The cold front was massive, with frigid air stretching from the Northeast into the Ohio Valley and all the way down into the far Southeast. Temperatures fell to 22°F in Pensacola, Florida, 5°F in Birmingham, Alabama, 3°F in Atlanta, Georgia, and 1°F in Asheville, North Carolina. This record cold led to widespread crop damage, particularly in Georgia and South Carolina. In the north, intense winds associated with the storm caused extensive tree damage, power outages, and coastal flooding in New England. In New Hampshire, Mount Washington observed gusts as high as 160 mph. And, onshore winds along the coast caused extreme high tides and flooding in New Jersey and Connecticut. The storm was fairly short lived, and the temperatures quickly returned to normal in the first week of December 1950, bringing a whole new problem with them. The rise in temperatures led to a fast snowmelt, flooding several tributaries and major rivers. The Ohio River reached 28.5 feet, 4 feet above flood stage, in Pittsburgh. In Cincinnati, it reached 56 feet, also 4 feet above flood stage.

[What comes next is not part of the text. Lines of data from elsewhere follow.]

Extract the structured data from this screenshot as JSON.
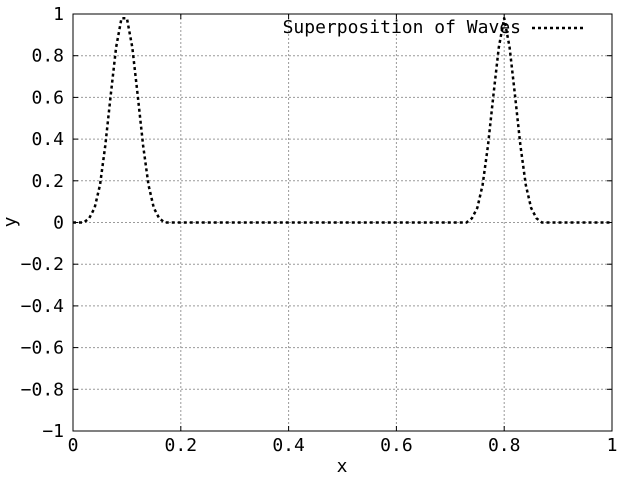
{
  "chart_data": {
    "type": "line",
    "title": "",
    "xlabel": "x",
    "ylabel": "y",
    "xlim": [
      0,
      1
    ],
    "ylim": [
      -1,
      1
    ],
    "xticks": [
      0,
      0.2,
      0.4,
      0.6,
      0.8,
      1
    ],
    "xtick_labels": [
      "0",
      "0.2",
      "0.4",
      "0.6",
      "0.8",
      "1"
    ],
    "yticks": [
      -1,
      -0.8,
      -0.6,
      -0.4,
      -0.2,
      0,
      0.2,
      0.4,
      0.6,
      0.8,
      1
    ],
    "ytick_labels": [
      "−1",
      "−0.8",
      "−0.6",
      "−0.4",
      "−0.2",
      "0",
      "0.2",
      "0.4",
      "0.6",
      "0.8",
      "1"
    ],
    "grid": true,
    "legend_position": "top-right",
    "series": [
      {
        "name": "Superposition of Waves",
        "style": "dotted",
        "color": "#000000",
        "x": [
          0,
          0.01,
          0.02,
          0.03,
          0.04,
          0.05,
          0.06,
          0.07,
          0.08,
          0.09,
          0.1,
          0.11,
          0.12,
          0.13,
          0.14,
          0.15,
          0.16,
          0.17,
          0.18,
          0.2,
          0.3,
          0.4,
          0.5,
          0.6,
          0.7,
          0.71,
          0.72,
          0.73,
          0.74,
          0.75,
          0.76,
          0.77,
          0.78,
          0.79,
          0.8,
          0.81,
          0.82,
          0.83,
          0.84,
          0.85,
          0.86,
          0.87,
          0.88,
          0.9,
          1.0
        ],
        "y": [
          0,
          0,
          0,
          0.02,
          0.07,
          0.18,
          0.37,
          0.61,
          0.84,
          0.98,
          0.98,
          0.84,
          0.61,
          0.37,
          0.18,
          0.07,
          0.02,
          0,
          0,
          0,
          0,
          0,
          0,
          0,
          0,
          0,
          0,
          0,
          0.02,
          0.07,
          0.18,
          0.37,
          0.61,
          0.84,
          0.98,
          0.84,
          0.61,
          0.37,
          0.18,
          0.07,
          0.02,
          0,
          0,
          0,
          0
        ]
      }
    ]
  }
}
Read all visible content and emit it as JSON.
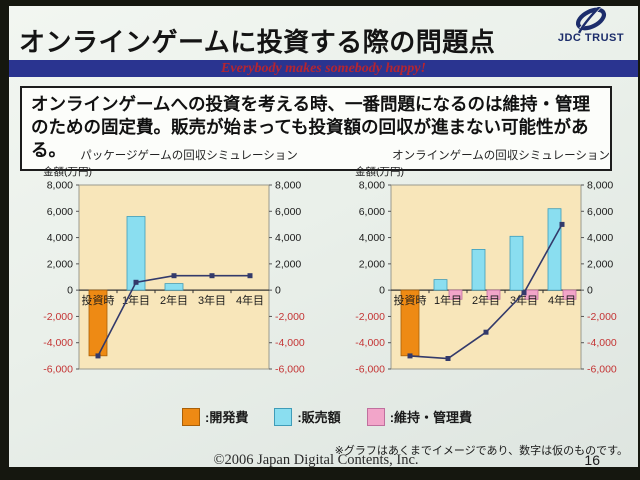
{
  "slide": {
    "title": "オンラインゲームに投資する際の問題点",
    "logo_text": "JDC TRUST",
    "banner_text": "Everybody makes somebody happy!",
    "summary": "オンラインゲームへの投資を考える時、一番問題になるのは維持・管理のための固定費。販売が始まっても投資額の回収が進まない可能性がある。",
    "note": "※グラフはあくまでイメージであり、数字は仮のものです。",
    "copyright": "©2006 Japan Digital Contents, Inc.",
    "page_number": "16"
  },
  "colors": {
    "banner_bg": "#2a3490",
    "banner_text": "#b52531",
    "dev_cost": "#ee8a14",
    "sales": "#8adef0",
    "maintenance": "#f2a5c9",
    "line": "#333a6b",
    "plot_bg": "#f8e6ba",
    "plot_border": "#9a9a8e",
    "negative_tick": "#c43434",
    "positive_tick": "#1a1a1a"
  },
  "legend": {
    "items": [
      {
        "label": ":開発費",
        "color": "#ee8a14",
        "border": "#a85f08"
      },
      {
        "label": ":販売額",
        "color": "#8adef0",
        "border": "#3f9cb8"
      },
      {
        "label": ":維持・管理費",
        "color": "#f2a5c9",
        "border": "#c0709e"
      }
    ]
  },
  "chart_data": [
    {
      "type": "bar",
      "title": "パッケージゲームの回収シミュレーション",
      "ylabel": "金額(万円)",
      "categories": [
        "投資時",
        "1年目",
        "2年目",
        "3年目",
        "4年目"
      ],
      "ylim": [
        -6000,
        8000
      ],
      "ytick_step": 2000,
      "grid": false,
      "legend_position": "none",
      "series": [
        {
          "name": "開発費",
          "type": "bar",
          "color": "#ee8a14",
          "border": "#a85f08",
          "values": [
            -5000,
            0,
            0,
            0,
            0
          ]
        },
        {
          "name": "販売額",
          "type": "bar",
          "color": "#8adef0",
          "border": "#3f9cb8",
          "values": [
            0,
            5600,
            500,
            0,
            0
          ]
        },
        {
          "name": "維持・管理費",
          "type": "bar",
          "color": "#f2a5c9",
          "border": "#c0709e",
          "values": [
            0,
            0,
            0,
            0,
            0
          ]
        },
        {
          "name": "line",
          "type": "line",
          "color": "#333a6b",
          "values": [
            -5000,
            600,
            1100,
            1100,
            1100
          ]
        }
      ]
    },
    {
      "type": "bar",
      "title": "オンラインゲームの回収シミュレーション",
      "ylabel": "金額(万円)",
      "categories": [
        "投資時",
        "1年目",
        "2年目",
        "3年目",
        "4年目"
      ],
      "ylim": [
        -6000,
        8000
      ],
      "ytick_step": 2000,
      "grid": false,
      "legend_position": "none",
      "series": [
        {
          "name": "開発費",
          "type": "bar",
          "color": "#ee8a14",
          "border": "#a85f08",
          "values": [
            -5000,
            0,
            0,
            0,
            0
          ]
        },
        {
          "name": "販売額",
          "type": "bar",
          "color": "#8adef0",
          "border": "#3f9cb8",
          "values": [
            0,
            800,
            3100,
            4100,
            6200
          ]
        },
        {
          "name": "維持・管理費",
          "type": "bar",
          "color": "#f2a5c9",
          "border": "#c0709e",
          "values": [
            0,
            -700,
            -700,
            -700,
            -700
          ]
        },
        {
          "name": "line",
          "type": "line",
          "color": "#333a6b",
          "values": [
            -5000,
            -5200,
            -3200,
            -200,
            5000
          ]
        }
      ]
    }
  ]
}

At the time, the Great Appalachian Storm of 1950 was one of the costliest storms on record, and it contributed to at least 160 deaths. Overall, on the Regional Snowfall Index (RSI) this powerful storm ranked as a Category 5…the worst category, for the Ohio Valley, and a Category 4 for the Northeast of the 212 storms our scientists have analyzed for the region. The RSI value of 34.7 securely locks its first place rank, well above the 24.6 RSI value second worst storm in March 1993. Only four Category 5 storms have impacted the Ohio Valley since 1900, so it is highly uncommon. During the storm, Pittsburgh, Pennsylvania, received 30.2 inches of snow, and both Erie, Pennsylvania, and Youngstown, Ohio, received more than 28 inches of snow. Across the region, over 18 inches of snow affected more than 6.1 million people. Such high snowfall totals affecting so many people largely contributed to the storm’s high ranking on the RSI scale.

In the Northeast region, the Great Appalachian Storm ranks as the ninth worst storm to impact the area out of the 203 analyzed. That fact seems surprising given the severity of the storm. I would have expected a much higher ranking. Over 30 inches of snow affecting 1.3 million people in the region largely contributed to the regional RSI value of 14.5. With that value, it ranks just behind the more recent February 2003, February 2010, and January 2016 storms. The late February snowstorm of 1969 remains the strongest storm to hit the Northeast, with an RSI value of 34.0 making it a Category 5 or “Extreme” event. The March 1993 “Storm of the Century” remains the second strongest snowstorm to hit the Northeast, with an RSI value of 22.1 also making it a Category 5 event. As I look out my window at the light snow falling, I find myself feeling grateful that this storm is not expected to be anything like the Great Appalachian Storm of 1950.